Robert Badinter, Who Won Fight to End Death Penalty in France, Dies at 95
Robert Badinter, a French lawyer and former justice minister who led the fight to abolish the death penalty in France and became one of the country’s most respected intellectual figures, died early Friday. He was 95.
His death was confirmed by Aude Napoli, his spokeswoman.
“Robert Badinter never ceased to advocate the Enlightenment,” President Emmanuel Macron wrote on social media, hailing him as a “figure of the century” who incarnated the “French spirit.”
Mr. Badinter spent decades as an esteemed defense lawyer but was best known for enacting the 1981 law that abolished capital punishment in France, one of his very first acts as justice minister in the Socialist government of President François Mitterrand.
“Tomorrow, thanks to you, France’s justice will no longer be a justice that kills,” Mr. Badinter told lawmakers in 1981, in a fiery, hourslong speech defending the law.
He achieved this in the face of wide public support for the death penalty at the time. The fight against capital punishment stood at the core of his lifelong defense of human rights against oppression and cruelty.
In “The Execution,” a 1973 book, he vividly recalled “the sharp snap” of the guillotine blade as he witnessed the execution of one of his clients, a traumatizing experience that he said led him to campaign against the death penalty. Decades later, in a 2010 interview with The New York Times, he still referred to the guillotine as “my old enemy.”
Mr. Badinter was justice minister from 1981 to 1986, and then became the president of France’s Constitutional Council, a position he held for nine years. The council is the institution that reviews laws to ensure that they conform with the Constitution. He also served in the Senate as a Socialist lawmaker from 1995 to 2011, and progressively came to resemble the conscience of the republic, a fervent defender of the rule of law.
“Deeply committed to justice, an advocate of abolition, a man of law and passion, he leaves a void that matches his legacy: immeasurable,” Éric Dupond-Moretti, France’s justice minister — and a longtime defense lawyer himself — said on social media.
Born in Paris, the son of Jewish immigrants from Bessarabia, a region in Eastern Europe that now straddles Moldova and Ukraine, Mr. Badinter was raised to respect the liberal values and tolerance of the French republic.
But in 1943, when he was 15, his father, Simon, was deported from Lyon and never returned from the Nazi death camps. Several other members of his family, including one of his grandmothers, were also killed by the Nazis.
The lesson for Mr. Badinter was not that the promises of the republic were empty but that constant vigilance was needed to honor and defend them. The wartime Vichy government in France that collaborated with the Nazis in the deportation of Jews constituted the ultimate betrayal of the republic.
Defining himself as “republican, secular and Jewish,” he carried within him for the rest of his long life the mark of his family’s loss in a moment of French betrayal.
“I am French, a French Jew — the two cannot be disassociated,” he said in 2018. “These are not just words, this is the lived reality.”

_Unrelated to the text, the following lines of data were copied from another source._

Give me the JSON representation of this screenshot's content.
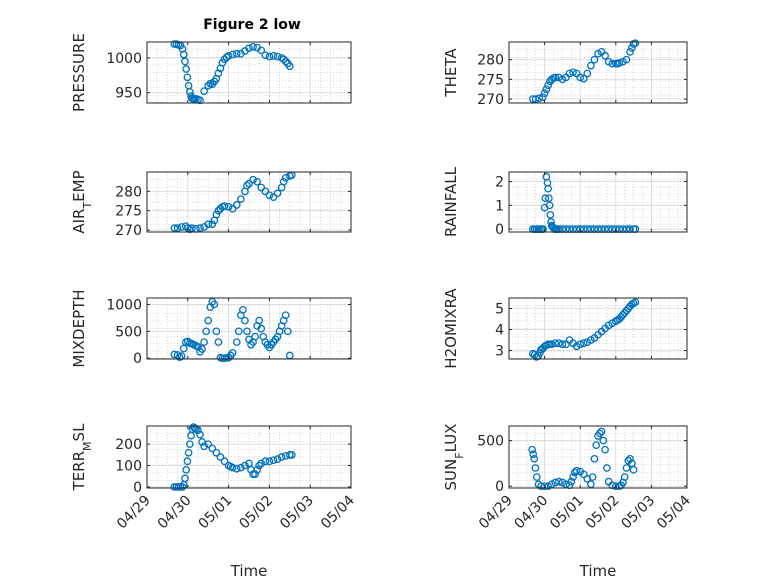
{
  "figure": {
    "title": "Figure 2 low",
    "marker_color": "#0072BD"
  },
  "chart_data": [
    {
      "type": "scatter",
      "title": "Figure 2 low",
      "xlabel": "",
      "ylabel": "PRESSURE",
      "xlim": [
        0,
        5
      ],
      "ylim": [
        935,
        1023
      ],
      "yticks": [
        950,
        1000
      ],
      "grid": true,
      "x": [
        0.67,
        0.72,
        0.77,
        0.82,
        0.87,
        0.9,
        0.93,
        0.96,
        0.99,
        1.02,
        1.05,
        1.08,
        1.1,
        1.13,
        1.16,
        1.2,
        1.25,
        1.3,
        1.4,
        1.5,
        1.55,
        1.6,
        1.65,
        1.7,
        1.75,
        1.8,
        1.85,
        1.9,
        1.95,
        2.0,
        2.1,
        2.2,
        2.3,
        2.4,
        2.5,
        2.6,
        2.7,
        2.8,
        2.9,
        3.0,
        3.1,
        3.2,
        3.3,
        3.35,
        3.4,
        3.45,
        3.5
      ],
      "y": [
        1020,
        1020,
        1019,
        1018,
        1013,
        1005,
        995,
        984,
        972,
        960,
        951,
        945,
        942,
        941,
        940,
        941,
        940,
        939,
        952,
        960,
        963,
        962,
        966,
        970,
        978,
        985,
        993,
        998,
        1001,
        1003,
        1005,
        1006,
        1006,
        1010,
        1014,
        1016,
        1015,
        1011,
        1004,
        1002,
        1003,
        1002,
        1000,
        998,
        995,
        992,
        988
      ]
    },
    {
      "type": "scatter",
      "xlabel": "",
      "ylabel": "THETA",
      "xlim": [
        0,
        5
      ],
      "ylim": [
        269,
        284.5
      ],
      "yticks": [
        270,
        275,
        280
      ],
      "grid": true,
      "x": [
        0.67,
        0.75,
        0.85,
        0.95,
        1.0,
        1.05,
        1.1,
        1.15,
        1.2,
        1.25,
        1.3,
        1.4,
        1.5,
        1.6,
        1.7,
        1.8,
        1.9,
        2.0,
        2.1,
        2.2,
        2.3,
        2.4,
        2.5,
        2.6,
        2.7,
        2.8,
        2.9,
        3.0,
        3.05,
        3.1,
        3.2,
        3.3,
        3.4,
        3.45,
        3.5,
        3.55
      ],
      "y": [
        270,
        270,
        270.2,
        270.5,
        271.5,
        272.5,
        273.5,
        274.5,
        275,
        275.3,
        275.5,
        275.5,
        275,
        275.5,
        276.5,
        276.8,
        276.5,
        275.5,
        275.2,
        276.5,
        278.5,
        280,
        281.5,
        282,
        281,
        279.5,
        279,
        279,
        279,
        279.2,
        279.5,
        280,
        282,
        283,
        284,
        284.2
      ]
    },
    {
      "type": "scatter",
      "xlabel": "",
      "ylabel": "AIR_TEMP",
      "xlim": [
        0,
        5
      ],
      "ylim": [
        269.5,
        285
      ],
      "yticks": [
        270,
        275,
        280
      ],
      "grid": true,
      "x": [
        0.67,
        0.75,
        0.85,
        0.95,
        1.0,
        1.05,
        1.1,
        1.2,
        1.3,
        1.4,
        1.5,
        1.6,
        1.65,
        1.7,
        1.75,
        1.8,
        1.85,
        1.9,
        2.0,
        2.1,
        2.2,
        2.3,
        2.4,
        2.45,
        2.5,
        2.6,
        2.7,
        2.8,
        2.9,
        3.0,
        3.1,
        3.2,
        3.3,
        3.35,
        3.4,
        3.5,
        3.55
      ],
      "y": [
        270.5,
        270.5,
        270.8,
        271,
        270.5,
        270.2,
        270.5,
        270.3,
        270.5,
        270.8,
        271.5,
        271.5,
        272.5,
        274,
        275,
        275.5,
        276,
        276.2,
        276,
        275.5,
        276.5,
        278,
        280,
        281.5,
        282,
        283,
        282.5,
        281,
        280,
        279,
        278.5,
        279.5,
        281,
        282.5,
        283.5,
        284,
        284.2
      ]
    },
    {
      "type": "scatter",
      "xlabel": "",
      "ylabel": "RAINFALL",
      "xlim": [
        0,
        5
      ],
      "ylim": [
        -0.12,
        2.4
      ],
      "yticks": [
        0,
        1,
        2
      ],
      "grid": true,
      "x": [
        0.67,
        0.72,
        0.77,
        0.82,
        0.87,
        0.92,
        0.96,
        1.0,
        1.02,
        1.05,
        1.08,
        1.1,
        1.12,
        1.14,
        1.16,
        1.18,
        1.2,
        1.22,
        1.25,
        1.28,
        1.3,
        1.32,
        1.35,
        1.4,
        1.5,
        1.6,
        1.7,
        1.8,
        1.9,
        2.0,
        2.1,
        2.2,
        2.3,
        2.4,
        2.5,
        2.6,
        2.7,
        2.8,
        2.9,
        3.0,
        3.1,
        3.2,
        3.3,
        3.4,
        3.5,
        3.55
      ],
      "y": [
        0,
        0,
        0,
        0,
        0,
        0,
        0,
        0.9,
        1.3,
        2.2,
        1.95,
        1.7,
        1.3,
        1.0,
        0.6,
        0.3,
        0.15,
        0.1,
        0.05,
        0,
        0,
        0,
        0,
        0,
        0,
        0,
        0,
        0,
        0,
        0,
        0,
        0,
        0,
        0,
        0,
        0,
        0,
        0,
        0,
        0,
        0,
        0,
        0,
        0,
        0,
        0
      ]
    },
    {
      "type": "scatter",
      "xlabel": "",
      "ylabel": "MIXDEPTH",
      "xlim": [
        0,
        5
      ],
      "ylim": [
        -15,
        1120
      ],
      "yticks": [
        0,
        500,
        1000
      ],
      "grid": true,
      "x": [
        0.67,
        0.75,
        0.8,
        0.85,
        0.9,
        0.95,
        1.0,
        1.05,
        1.1,
        1.15,
        1.2,
        1.25,
        1.3,
        1.35,
        1.4,
        1.45,
        1.5,
        1.55,
        1.6,
        1.65,
        1.7,
        1.75,
        1.8,
        1.85,
        1.9,
        1.95,
        2.0,
        2.05,
        2.1,
        2.2,
        2.25,
        2.3,
        2.35,
        2.4,
        2.45,
        2.5,
        2.55,
        2.6,
        2.65,
        2.7,
        2.75,
        2.8,
        2.85,
        2.9,
        2.95,
        3.0,
        3.05,
        3.1,
        3.15,
        3.2,
        3.25,
        3.3,
        3.35,
        3.4,
        3.45,
        3.5
      ],
      "y": [
        70,
        60,
        20,
        40,
        180,
        300,
        310,
        280,
        270,
        250,
        230,
        210,
        120,
        170,
        300,
        500,
        700,
        950,
        1050,
        1000,
        500,
        300,
        10,
        0,
        0,
        5,
        10,
        50,
        100,
        300,
        500,
        800,
        900,
        700,
        500,
        350,
        250,
        300,
        400,
        600,
        700,
        550,
        400,
        300,
        250,
        200,
        250,
        300,
        350,
        400,
        500,
        600,
        700,
        800,
        500,
        50
      ]
    },
    {
      "type": "scatter",
      "xlabel": "",
      "ylabel": "H2OMIXRA",
      "xlim": [
        0,
        5
      ],
      "ylim": [
        2.6,
        5.5
      ],
      "yticks": [
        3,
        4,
        5
      ],
      "grid": true,
      "x": [
        0.67,
        0.72,
        0.77,
        0.82,
        0.87,
        0.9,
        0.95,
        1.0,
        1.05,
        1.1,
        1.15,
        1.2,
        1.3,
        1.4,
        1.5,
        1.6,
        1.7,
        1.8,
        1.9,
        2.0,
        2.1,
        2.2,
        2.3,
        2.4,
        2.5,
        2.6,
        2.7,
        2.8,
        2.9,
        3.0,
        3.05,
        3.1,
        3.15,
        3.2,
        3.25,
        3.3,
        3.35,
        3.4,
        3.45,
        3.5,
        3.55
      ],
      "y": [
        2.85,
        2.8,
        2.7,
        2.75,
        2.9,
        3.05,
        3.1,
        3.2,
        3.25,
        3.3,
        3.3,
        3.3,
        3.35,
        3.35,
        3.3,
        3.3,
        3.5,
        3.35,
        3.2,
        3.3,
        3.35,
        3.4,
        3.5,
        3.6,
        3.75,
        3.9,
        4.05,
        4.2,
        4.3,
        4.4,
        4.45,
        4.5,
        4.6,
        4.7,
        4.8,
        4.9,
        5.0,
        5.1,
        5.2,
        5.25,
        5.3
      ]
    },
    {
      "type": "scatter",
      "xlabel": "Time",
      "ylabel": "TERR_MSL",
      "xlim": [
        0,
        5
      ],
      "ylim": [
        -5,
        285
      ],
      "yticks": [
        0,
        100,
        200
      ],
      "grid": true,
      "xticks": [
        0,
        1,
        2,
        3,
        4,
        5
      ],
      "xticklabels": [
        "04/29",
        "04/30",
        "05/01",
        "05/02",
        "05/03",
        "05/04"
      ],
      "x": [
        0.67,
        0.72,
        0.77,
        0.82,
        0.87,
        0.9,
        0.93,
        0.96,
        0.99,
        1.02,
        1.05,
        1.08,
        1.11,
        1.14,
        1.17,
        1.2,
        1.25,
        1.3,
        1.35,
        1.4,
        1.5,
        1.6,
        1.7,
        1.8,
        1.9,
        2.0,
        2.05,
        2.1,
        2.2,
        2.3,
        2.4,
        2.5,
        2.55,
        2.6,
        2.65,
        2.7,
        2.75,
        2.8,
        2.9,
        3.0,
        3.1,
        3.2,
        3.3,
        3.4,
        3.5,
        3.55
      ],
      "y": [
        0,
        0,
        0,
        0,
        0,
        10,
        40,
        80,
        120,
        160,
        200,
        240,
        270,
        280,
        275,
        270,
        265,
        245,
        210,
        190,
        200,
        180,
        160,
        140,
        120,
        100,
        95,
        90,
        85,
        90,
        100,
        110,
        80,
        60,
        60,
        80,
        100,
        110,
        120,
        120,
        125,
        130,
        140,
        145,
        150,
        150
      ]
    },
    {
      "type": "scatter",
      "xlabel": "Time",
      "ylabel": "SUN_FLUX",
      "xlim": [
        0,
        5
      ],
      "ylim": [
        -20,
        660
      ],
      "yticks": [
        0,
        500
      ],
      "grid": true,
      "xticks": [
        0,
        1,
        2,
        3,
        4,
        5
      ],
      "xticklabels": [
        "04/29",
        "04/30",
        "05/01",
        "05/02",
        "05/03",
        "05/04"
      ],
      "x": [
        0.65,
        0.68,
        0.71,
        0.74,
        0.78,
        0.83,
        0.9,
        1.0,
        1.1,
        1.2,
        1.3,
        1.4,
        1.5,
        1.6,
        1.7,
        1.75,
        1.8,
        1.85,
        1.9,
        2.0,
        2.1,
        2.2,
        2.3,
        2.35,
        2.4,
        2.45,
        2.5,
        2.55,
        2.6,
        2.65,
        2.7,
        2.75,
        2.8,
        2.9,
        3.0,
        3.1,
        3.15,
        3.2,
        3.25,
        3.3,
        3.35,
        3.4,
        3.45,
        3.5
      ],
      "y": [
        400,
        350,
        300,
        200,
        100,
        20,
        0,
        0,
        0,
        20,
        40,
        50,
        40,
        20,
        10,
        50,
        100,
        150,
        170,
        160,
        130,
        80,
        20,
        100,
        300,
        450,
        550,
        580,
        600,
        500,
        400,
        200,
        50,
        10,
        0,
        0,
        10,
        40,
        100,
        200,
        280,
        300,
        250,
        180
      ]
    }
  ]
}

Mr. Badinter was particularly close to Mr. Mitterrand, and worked with him on the refashioning of the Socialist Party as a center-left movement that abandoned the wholesale nationalization of industries.
It was to Mr. Badinter that Mr. Mitterrand turned in 1984 to countersign, in strict secrecy, the document in which the president recognized Mazarine Pingeot, his daughter from an adulterous relationship.